I’m still here . . . I’m still here . . .
“Megan,” I said softly. “I’m here.”
She whipped around and let out a huge sigh of relief, clutching her chest. “Phew, I thought she’d picked you off.” She felt around and caught my hand—which was real again, thank God. “I’m putting you on a leash, Leona.”
“Yeah, sorry,” I croaked through my parched throat. “I . . . uh . . . I must have gotten distracted.”
My skin felt tight and constricting.
I’d been wearing dark matter for too long.
“Maybe she’s not
coming,” said Megan, yawning as she checked her cell phone. “It’s almost four a.m.”
For ten hours I’d been wearing dark matter.
“She’s waiting for us to fall asleep,” I said bitterly, fighting a shiver. “She’s doing this on purpose. She knows we can’t stay awake forever.”
“We could nap in shifts,” Megan suggested.
“If she’s staying up, I’m staying up,” I growled. “She’s not going to win like this.”
“Leona, she doesn’t sleep,” said Megan.
I grumbled a reply. With every passing hour, I sank deeper into despair. We sat in the foyer, waiting for the monster. Two cups of coffee sat in front of us, only a sip left in mine. Long since cold.

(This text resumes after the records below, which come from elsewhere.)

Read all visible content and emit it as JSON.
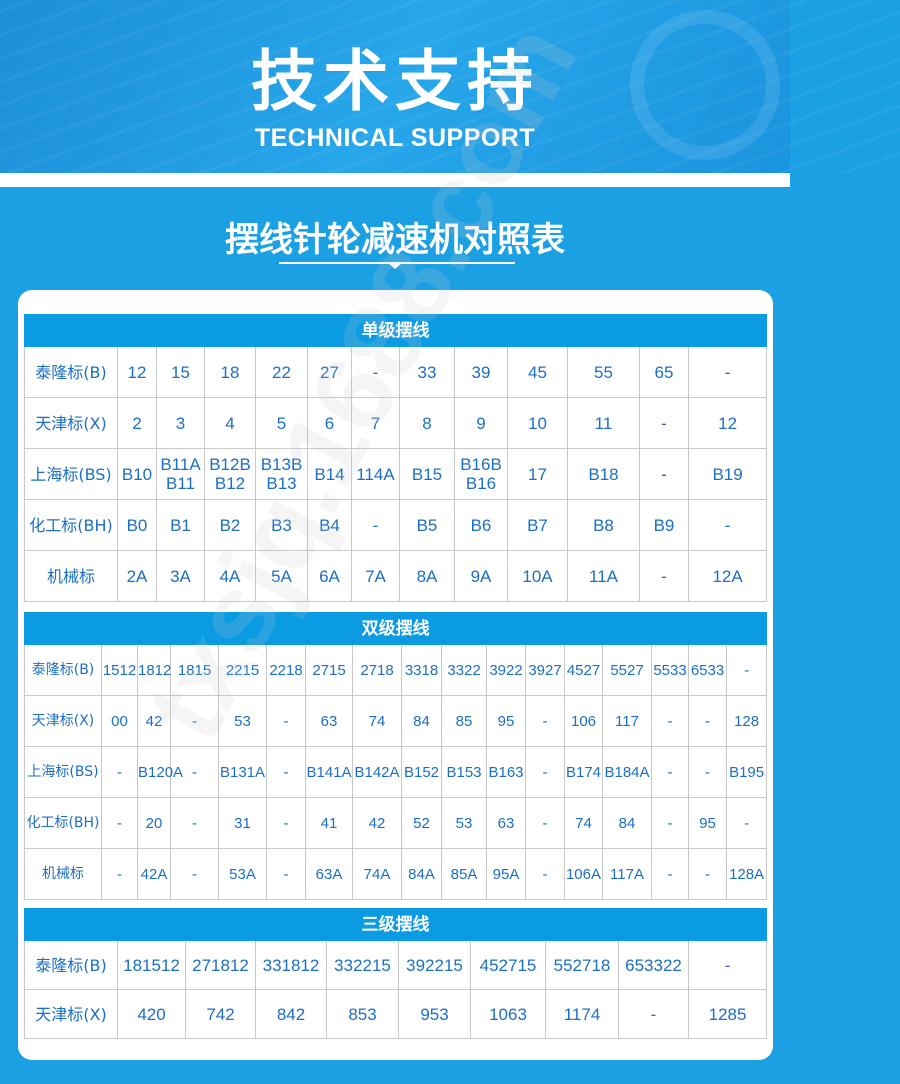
{
  "header": {
    "title": "技术支持",
    "subtitle_en": "TECHNICAL SUPPORT"
  },
  "section_title": "摆线针轮减速机对照表",
  "watermark": "txsjq.1688.com",
  "accent_color": "#0a9be3",
  "text_color": "#1c6fc4",
  "tables": [
    {
      "title": "单级摆线",
      "rows": [
        [
          "泰隆标(B)",
          "12",
          "15",
          "18",
          "22",
          "27",
          "-",
          "33",
          "39",
          "45",
          "55",
          "65",
          "-"
        ],
        [
          "天津标(X)",
          "2",
          "3",
          "4",
          "5",
          "6",
          "7",
          "8",
          "9",
          "10",
          "11",
          "-",
          "12"
        ],
        [
          "上海标(BS)",
          "B10",
          "B11A\nB11",
          "B12B\nB12",
          "B13B\nB13",
          "B14",
          "114A",
          "B15",
          "B16B\nB16",
          "17",
          "B18",
          "-",
          "B19"
        ],
        [
          "化工标(BH)",
          "B0",
          "B1",
          "B2",
          "B3",
          "B4",
          "-",
          "B5",
          "B6",
          "B7",
          "B8",
          "B9",
          "-"
        ],
        [
          "机械标",
          "2A",
          "3A",
          "4A",
          "5A",
          "6A",
          "7A",
          "8A",
          "9A",
          "10A",
          "11A",
          "-",
          "12A"
        ]
      ]
    },
    {
      "title": "双级摆线",
      "rows": [
        [
          "泰隆标(B)",
          "1512",
          "1812",
          "1815",
          "2215",
          "2218",
          "2715",
          "2718",
          "3318",
          "3322",
          "3922",
          "3927",
          "4527",
          "5527",
          "5533",
          "6533",
          "-"
        ],
        [
          "天津标(X)",
          "00",
          "42",
          "-",
          "53",
          "-",
          "63",
          "74",
          "84",
          "85",
          "95",
          "-",
          "106",
          "117",
          "-",
          "-",
          "128"
        ],
        [
          "上海标(BS)",
          "-",
          "B120A",
          "-",
          "B131A",
          "-",
          "B141A",
          "B142A",
          "B152",
          "B153",
          "B163",
          "-",
          "B174",
          "B184A",
          "-",
          "-",
          "B195"
        ],
        [
          "化工标(BH)",
          "-",
          "20",
          "-",
          "31",
          "-",
          "41",
          "42",
          "52",
          "53",
          "63",
          "-",
          "74",
          "84",
          "-",
          "95",
          "-"
        ],
        [
          "机械标",
          "-",
          "42A",
          "-",
          "53A",
          "-",
          "63A",
          "74A",
          "84A",
          "85A",
          "95A",
          "-",
          "106A",
          "117A",
          "-",
          "-",
          "128A"
        ]
      ]
    },
    {
      "title": "三级摆线",
      "rows": [
        [
          "泰隆标(B)",
          "181512",
          "271812",
          "331812",
          "332215",
          "392215",
          "452715",
          "552718",
          "653322",
          "-"
        ],
        [
          "天津标(X)",
          "420",
          "742",
          "842",
          "853",
          "953",
          "1063",
          "1174",
          "-",
          "1285"
        ]
      ]
    }
  ]
}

What if Megan was right? What if she didn’t come?
All our efforts would be in vain.
She knew we had laid traps for her. Of course she wouldn’t come. She wasn’t stupid.
By delaying her attack, she was forcing me to wear dark matter for another day, forcing me to endure the wait as it slowly consumed my body and made me into a ghost. In fact, what if she
never
came? Why bother? My paranoia was already eating me alive.
The waiting was the worst part.
Jail. That’s what was waiting for me after this. Several years in jail. Emory would finally see me for the criminal I was. He would be there at my trial—on the prosecution’s side—refusing to meet my imploring gaze.
The ache in my heart grew to a painful throb.
At least the prison bars would protect me. Or would they?
If Ashley could break into a morgue to steal a body, she could probably break into a jail. A shiver slid through my body, and I focused on holding my jaw still so my teeth didn’t chatter.
It was a cold October night, and I didn’t have any clothes on. We’d also turned off the furnace in case the venting heat cloaked the sound of bells, and now the cold was slipping into my bones.
I couldn’t go on like this, knowing there was an invisible creature out there hunting me, watching my every move, stalking me like prey. One way or another, this had to end tonight. Either with her death, or mine. I hardly cared which anymore.